Image: Kirkuk Resident Waves American Flag
An Iraqi man waves a U.S. flag as local residents celebrate the ouster of government forces from Kirkuk, Iraq, on Thursday.

At the first Friday morning market after the end of Saddam Hussein’s rule over this northern Iraqi city, awash in oil and a kaleidoscope of ethnic groups, an Arab, a Kurd and a Turkoman readily defined Kirkuk’s aspirations and pitfalls.

Kirkuk survived its collapse on Thursday remarkably intact. Of more than 100 oil wells in and around the city, only one belched thick black smoke into the blue sky, a casualty of quickly retreating Iraqi forces or a stray U.S. bomb. No one seemed to know which.

Also remarkable was the sense of calm prevailing in the city. Small-scale looting of buildings associated with Saddam’s rule continued. But private shops and homes remained untouched, awaiting their owners’ return. In the central bazaar, which sits under Kirkuk’s ancient citadel, it was business as usual. And that’s the way local merchants say it should be. After years of Saddam’s tinkering with Kirkuk’s ethnic balance — banishing Kurds and Turkomans and resettling Arabs in their place — it was time to come together.

“These were the regime’s policies,” said Saman Othman, a Kurdish cigarette trader who said he welcomed a chance to put his degree in English language to practice. “We don’t blame each other. Kurds, Turkomans and Arabs have lived here for centuries. We get along.”


Other residents from Kirkuk’s main ethnic groups concurred. They said Saddam’s attempts to bolster the Arab population would simply become a part of history.

“Good people are everywhere here,” said Ahmed Hussein, an Arab who was jailed by the regime for draft dodging. “The bad people are now gone.”

“Look,” said Farouq Jabar, “I am a Turkoman. Here is an Arab, and here is a Kurd,” he said, pulling two other market sellers toward him. “We will live together, just like we always have.”

When Kurdish rebels, followed by U.S. special operations forces, rolled into Kirkuk on Thursday, almost the only shots fired rang out in celebration. The Iraqi army, and officials of Saddam’s Baath Party, made a quick retreat as Iraqi defenses around Kirkuk crumbled.

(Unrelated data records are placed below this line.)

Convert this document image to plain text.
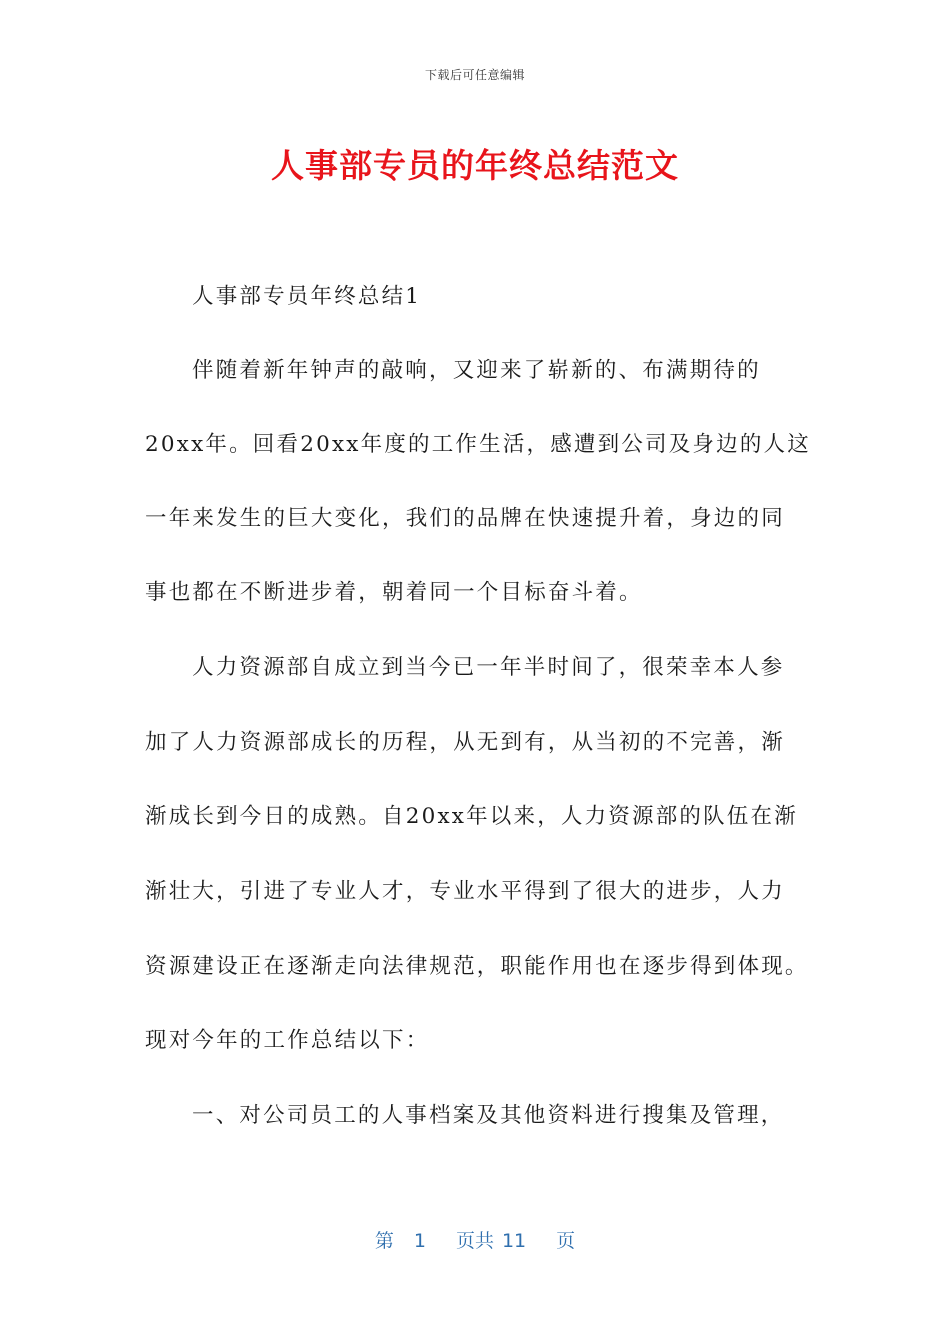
下载后可任意编辑
人事部专员的年终总结范文
人事部专员年终总结1
伴随着新年钟声的敲响，又迎来了崭新的、布满期待的
20xx年。回看20xx年度的工作生活，感遭到公司及身边的人这
一年来发生的巨大变化，我们的品牌在快速提升着，身边的同
事也都在不断进步着，朝着同一个目标奋斗着。
人力资源部自成立到当今已一年半时间了，很荣幸本人参
加了人力资源部成长的历程，从无到有，从当初的不完善，渐
渐成长到今日的成熟。自20xx年以来，人力资源部的队伍在渐
渐壮大，引进了专业人才，专业水平得到了很大的进步，人力
资源建设正在逐渐走向法律规范，职能作用也在逐步得到体现。
现对今年的工作总结以下：
一、对公司员工的人事档案及其他资料进行搜集及管理，
第 1 页共 11 页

Kurds, Turkomans and Arabs, which represent nearly equal parts of Kirkuk’s population, said Friday that they welcomed the Kurdish forces. But all agreed that a continued Kurdish military presence could be detrimental to Kirkuk’s future. Although the Kurdish forces have showed discipline by preventing large-scale looting and chaos, they are expected to be replaced by U.S. troops — a nod to Turkey, Iraq’s northern neighbor, which sees Kurdish control of Kirkuk, and the city’s Turkoman population, as a springboard to an independent Kurdistan.

With a large Kurdish population of its own, Turkey fears its Kurds would follow suit. “We need to see more Americans,” said Mustafa Mohammed, a 31-year-old Turkoman food trader. “The Americans will see that we all get full rights.”

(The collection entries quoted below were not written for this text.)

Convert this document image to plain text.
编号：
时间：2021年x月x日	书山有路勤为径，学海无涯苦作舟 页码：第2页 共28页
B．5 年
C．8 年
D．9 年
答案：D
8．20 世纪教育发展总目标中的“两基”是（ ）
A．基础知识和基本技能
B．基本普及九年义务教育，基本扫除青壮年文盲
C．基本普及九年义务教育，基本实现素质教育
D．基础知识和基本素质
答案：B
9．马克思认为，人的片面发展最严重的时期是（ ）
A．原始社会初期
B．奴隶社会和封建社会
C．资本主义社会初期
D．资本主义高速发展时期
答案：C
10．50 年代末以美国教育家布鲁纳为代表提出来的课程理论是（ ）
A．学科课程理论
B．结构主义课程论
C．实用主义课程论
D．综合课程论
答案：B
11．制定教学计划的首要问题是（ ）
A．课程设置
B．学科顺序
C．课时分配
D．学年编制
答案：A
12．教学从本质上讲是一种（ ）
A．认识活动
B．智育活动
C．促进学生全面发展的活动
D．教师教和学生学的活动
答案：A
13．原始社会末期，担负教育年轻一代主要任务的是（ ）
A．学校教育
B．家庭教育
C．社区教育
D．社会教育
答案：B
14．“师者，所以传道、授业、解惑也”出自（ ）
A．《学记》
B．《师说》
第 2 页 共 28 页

Outside the former city headquarters of Saddam’s mukhabarat, or security force, Kirkuk’s new police chief, Khatab Arif, said his job was to guarantee civil and ethnic order. A symbol of Saddam’s rule, the mukhabarat office was gutted by marauding Kirkuk residents looking for loot and revenge. For a visiting reporter, a Kirkuk policeman gleefully re-created Thursday’s jubilation by drop-kicking a poster of the Iraqi dictator.

“We will create a police force to provide security to everyone,” said Arif, although he admitted he might have to defer to the Americans. “Kirkuk’s liberation would not have been possible without them,” Arif said. “We will welcome their participation in Kirkuk’s future.”

Striking a balance, human rights groups say, will be the biggest challenge. The thousands of Arab families forcibly resettled in Kirkuk by Saddam are also victims. It is believed that many have fled the city, fearing reprisal attacks by Kurds and Turkomans.

Over at the former Saddam Hospital, hastily renamed the Kirkuk Hospital on Friday, doctors said they were trying to lead by example. The hospital’s Arab director, 40-year-old Ali al-Biyati, is a third-generation Kirkuk resident. A full staff of Kurd, Arab and Turkoman doctors, nurses and technicians has stayed on, he said.

“The Iraqi people are one,” he said. “We are no different from each other.”